In this case, since we’re using a small subset of the genome, the data is sparse and a little more choppy, but you can see the same essential shape.
Manual review
ChIP-seq library preparation is notoriously finicky and it’s important to dig in to the raw data and really get a feel for how it looks before believing that your results are solid. IGV is great for this, but it’s rather hard to load up 4 bam files to review on a laptop screen (and it certainly doesn’t scale to experiments with a dozen or more samples!). Since the essential feature that we care about with ChIP-seq is the depth, we can use a format more suited to that: bigwig.

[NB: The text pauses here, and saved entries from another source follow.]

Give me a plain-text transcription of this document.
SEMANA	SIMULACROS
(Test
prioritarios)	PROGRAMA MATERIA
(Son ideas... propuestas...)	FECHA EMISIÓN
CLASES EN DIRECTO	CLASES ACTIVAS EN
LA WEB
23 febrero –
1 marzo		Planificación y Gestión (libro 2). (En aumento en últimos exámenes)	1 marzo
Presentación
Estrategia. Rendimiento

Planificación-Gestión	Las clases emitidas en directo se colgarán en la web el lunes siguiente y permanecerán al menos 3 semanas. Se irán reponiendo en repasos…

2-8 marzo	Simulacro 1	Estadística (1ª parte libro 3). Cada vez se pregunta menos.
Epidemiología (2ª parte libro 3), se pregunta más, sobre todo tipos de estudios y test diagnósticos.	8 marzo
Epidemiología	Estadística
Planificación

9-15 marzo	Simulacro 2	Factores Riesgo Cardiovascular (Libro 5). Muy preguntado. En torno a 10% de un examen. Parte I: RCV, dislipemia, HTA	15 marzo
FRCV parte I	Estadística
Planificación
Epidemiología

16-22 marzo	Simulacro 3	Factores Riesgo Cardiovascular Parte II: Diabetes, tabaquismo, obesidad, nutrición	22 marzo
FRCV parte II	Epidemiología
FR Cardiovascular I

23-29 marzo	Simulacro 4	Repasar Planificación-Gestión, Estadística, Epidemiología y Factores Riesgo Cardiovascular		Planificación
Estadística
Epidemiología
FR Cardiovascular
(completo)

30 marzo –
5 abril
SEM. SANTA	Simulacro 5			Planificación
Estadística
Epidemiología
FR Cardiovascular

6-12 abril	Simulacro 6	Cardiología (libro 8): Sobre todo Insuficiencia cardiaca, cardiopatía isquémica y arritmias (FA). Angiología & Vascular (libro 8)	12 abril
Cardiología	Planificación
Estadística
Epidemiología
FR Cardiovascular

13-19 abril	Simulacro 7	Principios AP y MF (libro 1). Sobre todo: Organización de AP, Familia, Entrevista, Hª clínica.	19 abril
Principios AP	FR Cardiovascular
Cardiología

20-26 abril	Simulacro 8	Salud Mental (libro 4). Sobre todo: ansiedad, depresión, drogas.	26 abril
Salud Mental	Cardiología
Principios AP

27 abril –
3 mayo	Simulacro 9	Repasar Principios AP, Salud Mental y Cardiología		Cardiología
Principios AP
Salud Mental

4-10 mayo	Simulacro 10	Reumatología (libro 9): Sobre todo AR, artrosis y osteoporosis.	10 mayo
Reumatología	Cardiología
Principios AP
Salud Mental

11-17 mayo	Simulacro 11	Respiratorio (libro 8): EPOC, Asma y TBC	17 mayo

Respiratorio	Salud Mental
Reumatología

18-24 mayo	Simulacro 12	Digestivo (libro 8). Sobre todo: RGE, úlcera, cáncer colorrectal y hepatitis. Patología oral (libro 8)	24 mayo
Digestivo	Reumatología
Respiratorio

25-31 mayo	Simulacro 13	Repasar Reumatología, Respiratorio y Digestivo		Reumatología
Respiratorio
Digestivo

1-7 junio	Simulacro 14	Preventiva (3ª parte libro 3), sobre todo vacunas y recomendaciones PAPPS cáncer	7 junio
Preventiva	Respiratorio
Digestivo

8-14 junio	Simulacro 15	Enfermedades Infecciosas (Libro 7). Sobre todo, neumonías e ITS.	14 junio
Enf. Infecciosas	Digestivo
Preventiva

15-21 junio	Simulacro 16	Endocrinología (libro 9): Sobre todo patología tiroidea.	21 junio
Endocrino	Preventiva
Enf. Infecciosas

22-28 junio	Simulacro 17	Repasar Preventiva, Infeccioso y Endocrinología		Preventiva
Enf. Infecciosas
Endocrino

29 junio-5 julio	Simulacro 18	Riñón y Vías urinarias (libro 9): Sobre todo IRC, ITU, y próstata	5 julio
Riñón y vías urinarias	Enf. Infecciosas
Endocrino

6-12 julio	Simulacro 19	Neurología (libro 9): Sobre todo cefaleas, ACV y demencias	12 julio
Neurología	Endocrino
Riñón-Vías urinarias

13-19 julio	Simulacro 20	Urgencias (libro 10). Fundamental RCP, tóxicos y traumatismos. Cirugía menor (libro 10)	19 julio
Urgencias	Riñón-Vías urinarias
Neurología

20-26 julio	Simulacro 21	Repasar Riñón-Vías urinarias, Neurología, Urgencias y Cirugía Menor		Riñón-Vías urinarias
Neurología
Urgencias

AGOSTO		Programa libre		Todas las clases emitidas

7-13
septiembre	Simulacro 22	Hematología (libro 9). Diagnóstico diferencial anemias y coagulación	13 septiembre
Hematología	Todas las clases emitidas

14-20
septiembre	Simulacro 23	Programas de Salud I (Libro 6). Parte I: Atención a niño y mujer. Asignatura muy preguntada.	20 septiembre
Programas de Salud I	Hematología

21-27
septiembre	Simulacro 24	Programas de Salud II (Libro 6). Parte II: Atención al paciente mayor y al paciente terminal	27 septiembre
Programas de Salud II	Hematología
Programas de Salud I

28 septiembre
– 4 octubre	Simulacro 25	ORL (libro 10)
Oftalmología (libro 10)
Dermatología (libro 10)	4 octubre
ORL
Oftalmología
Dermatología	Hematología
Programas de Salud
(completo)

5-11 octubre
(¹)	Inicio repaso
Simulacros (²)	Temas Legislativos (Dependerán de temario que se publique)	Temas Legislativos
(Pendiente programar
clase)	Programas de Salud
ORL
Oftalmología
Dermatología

docker run -v /home/ubuntu/workspace:/docker_workspace quay.io/wtsicgp/cgpbigwig:1.6.0 bam2bw -a -r /docker_workspace/ensembl-vep/homo_sapiens/108_GRCh38/Homo_sapiens.GRCh38.dna.toplevel.fa.gz -i /docker_workspace/chipseq_data/alz_H3K4me3_rep1.bam -o /docker_workspace/chipseq_data/alz_H3K4me3_rep1.bw
A bigwig file is a compressed format that contains genomic coordinates and values associated with each. In this case, it will be depth over the entire genome. It’s important to remember that when making peak calls, MACS isn’t using the raw depth, but is applying normalization to the data. Nonetheless, this is often a reasonable way to examine the data, especially when the experiments are similar in terms of depth and quality.
Exercises:
- Open IGV and load your 4 bigwig files.
- Open IGV and load one of your bam files. Compare the information in the bigwig to that contained in the bam. Remove the bam and coverage tracks when you’re done.
- Give the input controls and H3K4me3 tracks different colors to make them easy to distinguish at a glance.
- Load your narrowPeaks file into IGV.
- Navigate to chr17:1-100 (all of this data is on chr17), then click on the narrowPeaks track and hit
CTRL-F
to jump to the first peak. How’s it look? - It’s awfully hard to interpret these peak heights when they’re all being scaled differently. Set them to be the same height by selecting them (shift+click), then right click and enable “Group Autoscale”
- Flip through a few peaks - do they seem believable compared to the surrounding background data and input tracks?
- Scroll a little bit away from one of the peaks. What happens to the autoscaled tracks? How does the data look out here?
- Jump to the WRAP53 gene and take a look at the peak in the middle. Group autoscale hides what’s going on - how can you tweak things to look more visible? Do you believe that this is a solid peak call?
- This is an exceptionally clean experiment and the peaks generally look great, but in less clear cases, you might want to do additional filtering. To adjust the stringency of these calls, go back to the narrowPeaks file and filter it to only include calls that exceed a -log10(pvalue) of 10. Here’s an example of using awk to filter a tab-separated file on the first column of a file - adapt it to your needs.
awk '{if($1>5){print $0}}' infile >outfile'
-
Save the result as another narrowPeaks file and load it in IGV.
-
How could we use command line set operations to make a narrowPeaks file that contained only the lines that were removed?